Animal feed is a formulated mixture created by nutritionists-the dieticians of the animal feed world-to provide the animal with the necessary balanced nutrients for proper growth, development and maintenance. Feed is designed to compensate for nutrients and supplements that may be absent from an animal’s natural diet.
Animal nutritionists focus on the dietary needs of animals and work to formulate a nutritionally sound and balanced diet. This occupation requires a substantial science background in animal behavior, biology, chemistry, food processing and physics. Formulating a balanced diet is a complex process; every species requires different nutritional needs. For each animal feed and pet food company, there are animal nutritionists working side-by-side with scientists to formulate the animal diets.
A career as an animal nutritionist requires a bachelor’s degree in animal science or an animal science-related degree and many times a master’s degree and/or doctoral degree in animal nutrition.
There are more than 900 agricultural ingredients and co-products used to create animal and pet food diets. Ingredients include barley, corn, distiller’s grain, forage, fruits, minerals, sorghum, vegetables, vitamins and wheat. Co-products are the outputs from a manufacturing process or chemical reaction. Many animal source and vegetation co-products are used in the formulation of feed. These ingredients include, but are not limited to, animal protein, bakery co-products, blood meal, brewer’s yeast, citrus pulp, distiller’s grain, molasses, soybean meal and salt.

A co-product is a secondary product that is recycled for another purpose. Co-products are commonly used in animal feeds and pet foods. It is a sustainable way to efficiently utilize products.
Feed Processing
Feed mills worldwide use four basic processes to produce animal feed: receiving raw ingredients from suppliers; creating a feed formula based on many years of research; mixing ingredients together to make a complete feed; and packaging and labeling feed to be shipped for commercial or retail purposes.
Receiving raw ingredients from suppliers is the most important process. Upon arrival, ingredients are weighed, tested and analyzed for various nutrients to ensure their quality and safety. This process allows nutritionists to accurately formulate feed for a specific species.
Laboratory testing is an important part of any quality control program because it measures specific components of a feed/ingredient sample to assure that it meets quality specifications. Tests involve chemical, physical and/or electronic measurement to determine the quality of a product in comparison to a predetermined standard.Testing schemes should be developed by quality assurance, nutrition, procurement and production staff. Feed and ingredients are tested for moisture content, protein, fat quality, fat quantity, crude fiber, mycotoxins, pathogens and other key indicators of quality.
Quality Control

Quality control is a set of procedures followed to ensure quality of a product and all factors involved. Quality assurance begins with examination of incoming ingredients. Damage by weather, molds, heat and insects; filth; adulterants; and contaminants can be detected by the microscopist or trained assistants. Mixing quality can also be evaluated rapidly. The presence or absence of micro ingredients, minerals and vitamins are established by observation or by micro spot-testing.

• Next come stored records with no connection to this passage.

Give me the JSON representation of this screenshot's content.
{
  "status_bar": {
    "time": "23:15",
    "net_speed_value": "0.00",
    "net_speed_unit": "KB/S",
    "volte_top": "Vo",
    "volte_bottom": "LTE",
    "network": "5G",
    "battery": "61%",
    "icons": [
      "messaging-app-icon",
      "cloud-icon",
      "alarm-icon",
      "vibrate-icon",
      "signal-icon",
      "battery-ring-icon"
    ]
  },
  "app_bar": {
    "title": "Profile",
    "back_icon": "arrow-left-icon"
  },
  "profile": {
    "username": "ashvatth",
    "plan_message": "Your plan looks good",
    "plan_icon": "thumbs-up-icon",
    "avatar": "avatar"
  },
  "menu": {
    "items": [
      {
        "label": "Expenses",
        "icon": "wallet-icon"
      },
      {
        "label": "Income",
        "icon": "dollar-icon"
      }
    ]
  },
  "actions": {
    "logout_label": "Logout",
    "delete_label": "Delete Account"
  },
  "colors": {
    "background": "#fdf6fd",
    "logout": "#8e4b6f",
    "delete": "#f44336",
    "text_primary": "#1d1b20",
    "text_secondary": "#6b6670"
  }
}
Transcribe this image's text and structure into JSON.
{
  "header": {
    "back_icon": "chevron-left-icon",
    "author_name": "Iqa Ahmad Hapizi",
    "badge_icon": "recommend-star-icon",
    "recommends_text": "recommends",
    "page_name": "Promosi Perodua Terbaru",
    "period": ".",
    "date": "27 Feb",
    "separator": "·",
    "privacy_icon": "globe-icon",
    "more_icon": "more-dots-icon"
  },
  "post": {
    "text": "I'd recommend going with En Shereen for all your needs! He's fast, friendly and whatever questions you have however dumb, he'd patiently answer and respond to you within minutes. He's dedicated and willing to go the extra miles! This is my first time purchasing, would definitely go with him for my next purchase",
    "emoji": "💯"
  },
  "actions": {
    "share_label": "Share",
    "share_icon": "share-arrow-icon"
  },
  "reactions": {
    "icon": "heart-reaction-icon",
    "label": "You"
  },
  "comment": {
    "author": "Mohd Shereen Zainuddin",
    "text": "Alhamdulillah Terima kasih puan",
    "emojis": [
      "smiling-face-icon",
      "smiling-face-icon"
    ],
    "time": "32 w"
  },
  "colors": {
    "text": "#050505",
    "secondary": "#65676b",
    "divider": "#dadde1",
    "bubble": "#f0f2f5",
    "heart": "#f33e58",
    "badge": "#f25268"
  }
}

Microscopy is one of the fastest and most fundamental, quality control techniques available for analyses of formula feed and feed ingredient. The various applications of feed microscopy range from identifying and quantifying contaminants and adulterations in supplier samples or incoming ingredients to providing customer support investigations and complaints and brand protection in the marketplace.

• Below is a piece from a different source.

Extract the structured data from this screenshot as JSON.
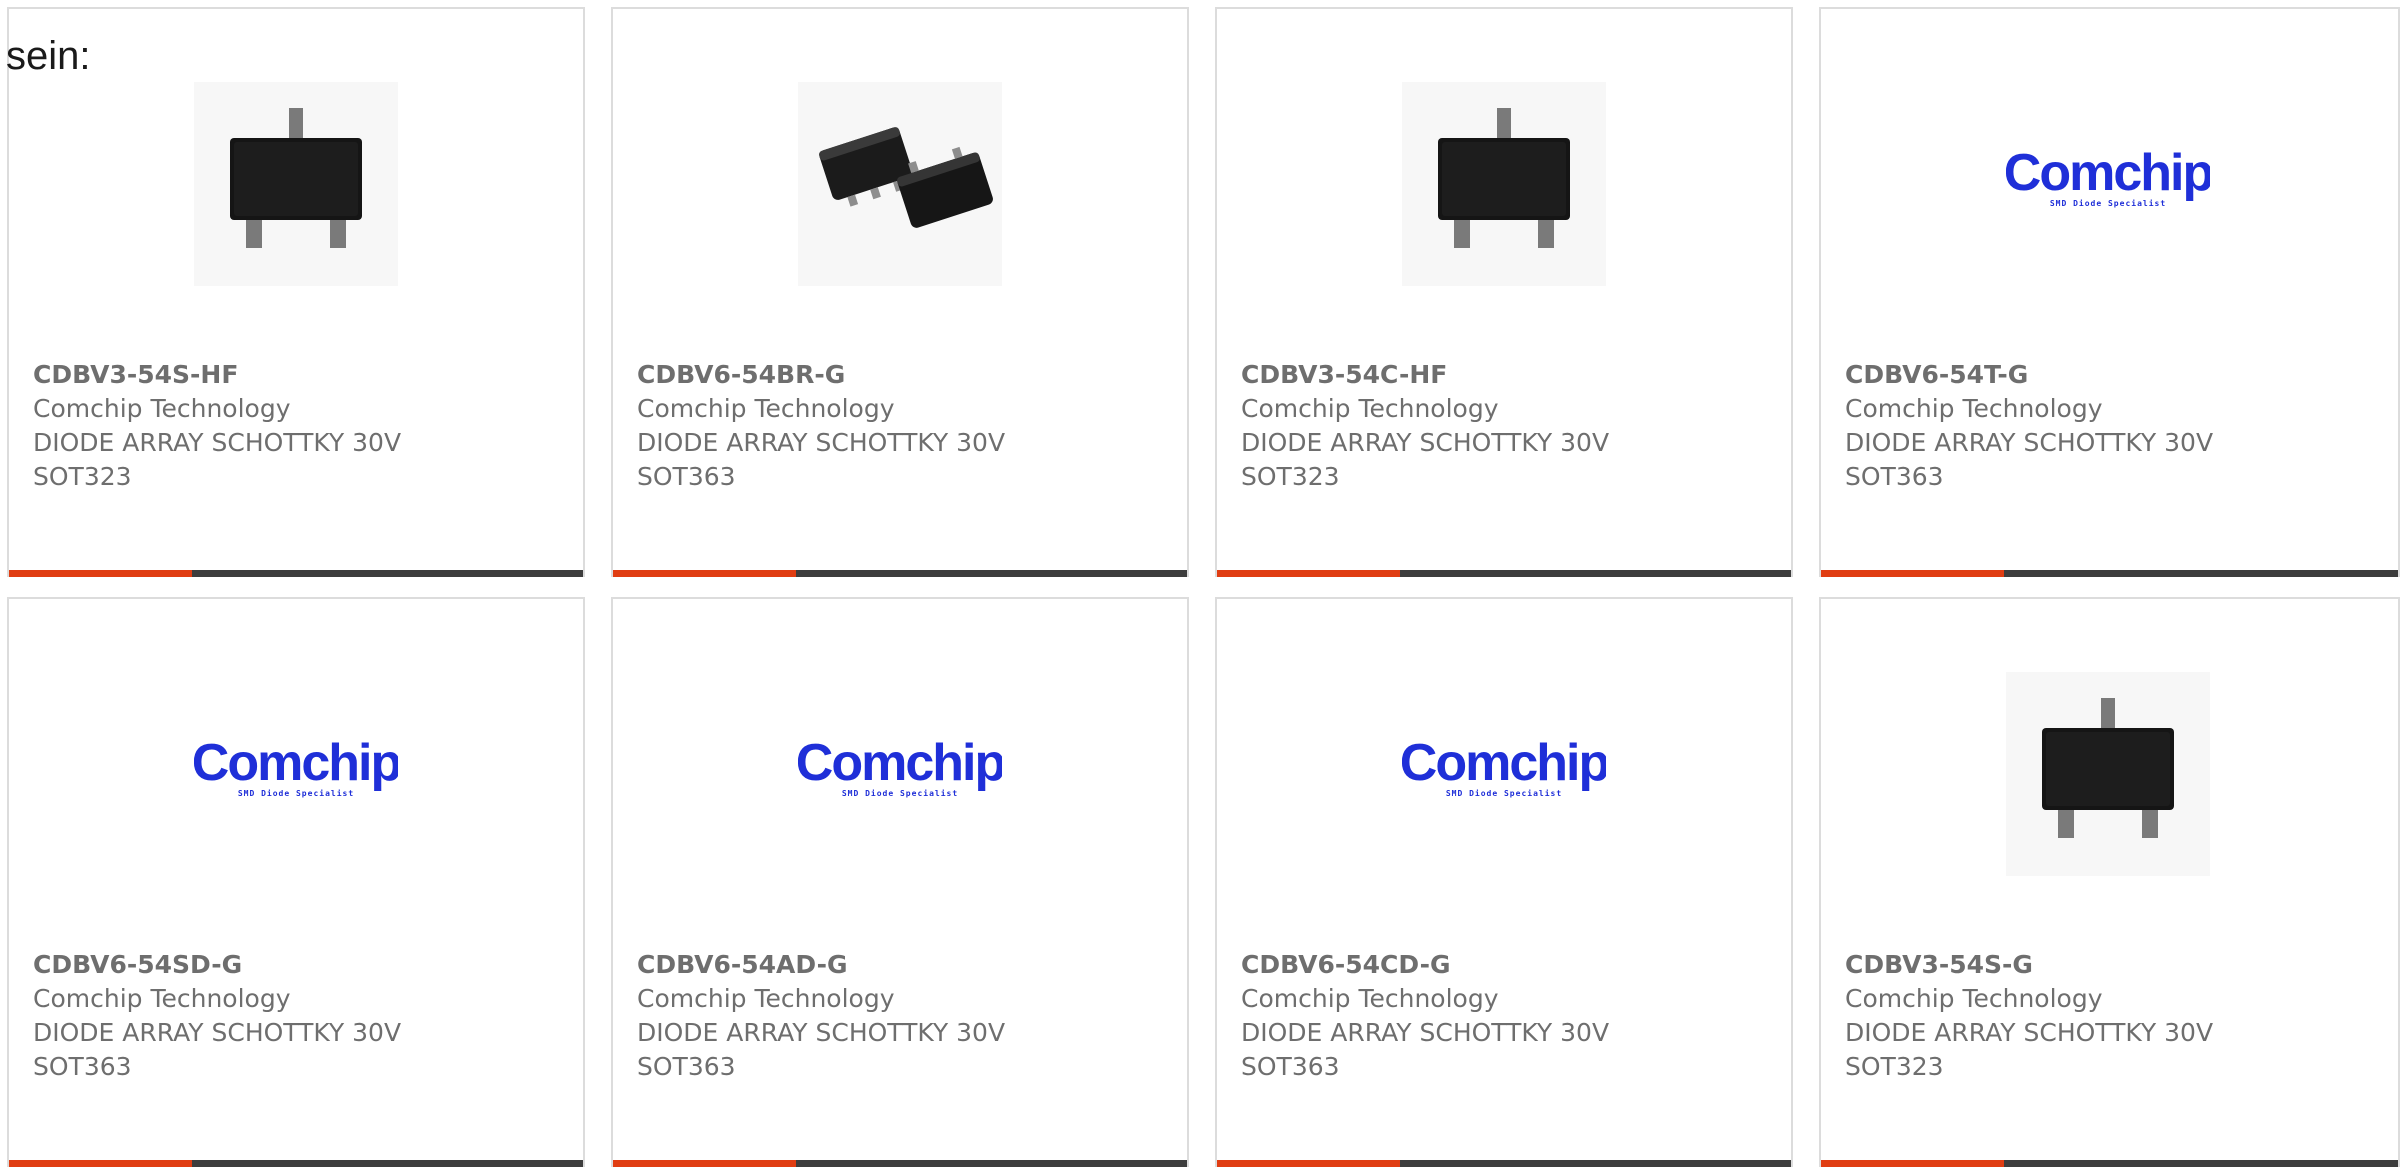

Feed microscopy can be divided into two major types-qualitative and quantitative. Qualitative microscopy is the identification and evaluation of ingredients and foreign materials, alone or in mixtures, via either surface features or cellular characteristics. Quantitative microscopy is the subjective, proportioned measurement of ingredients in finished feeds or of contaminants and adulterants in ingredients, and involves examinations by both stereo- and compound microscopes.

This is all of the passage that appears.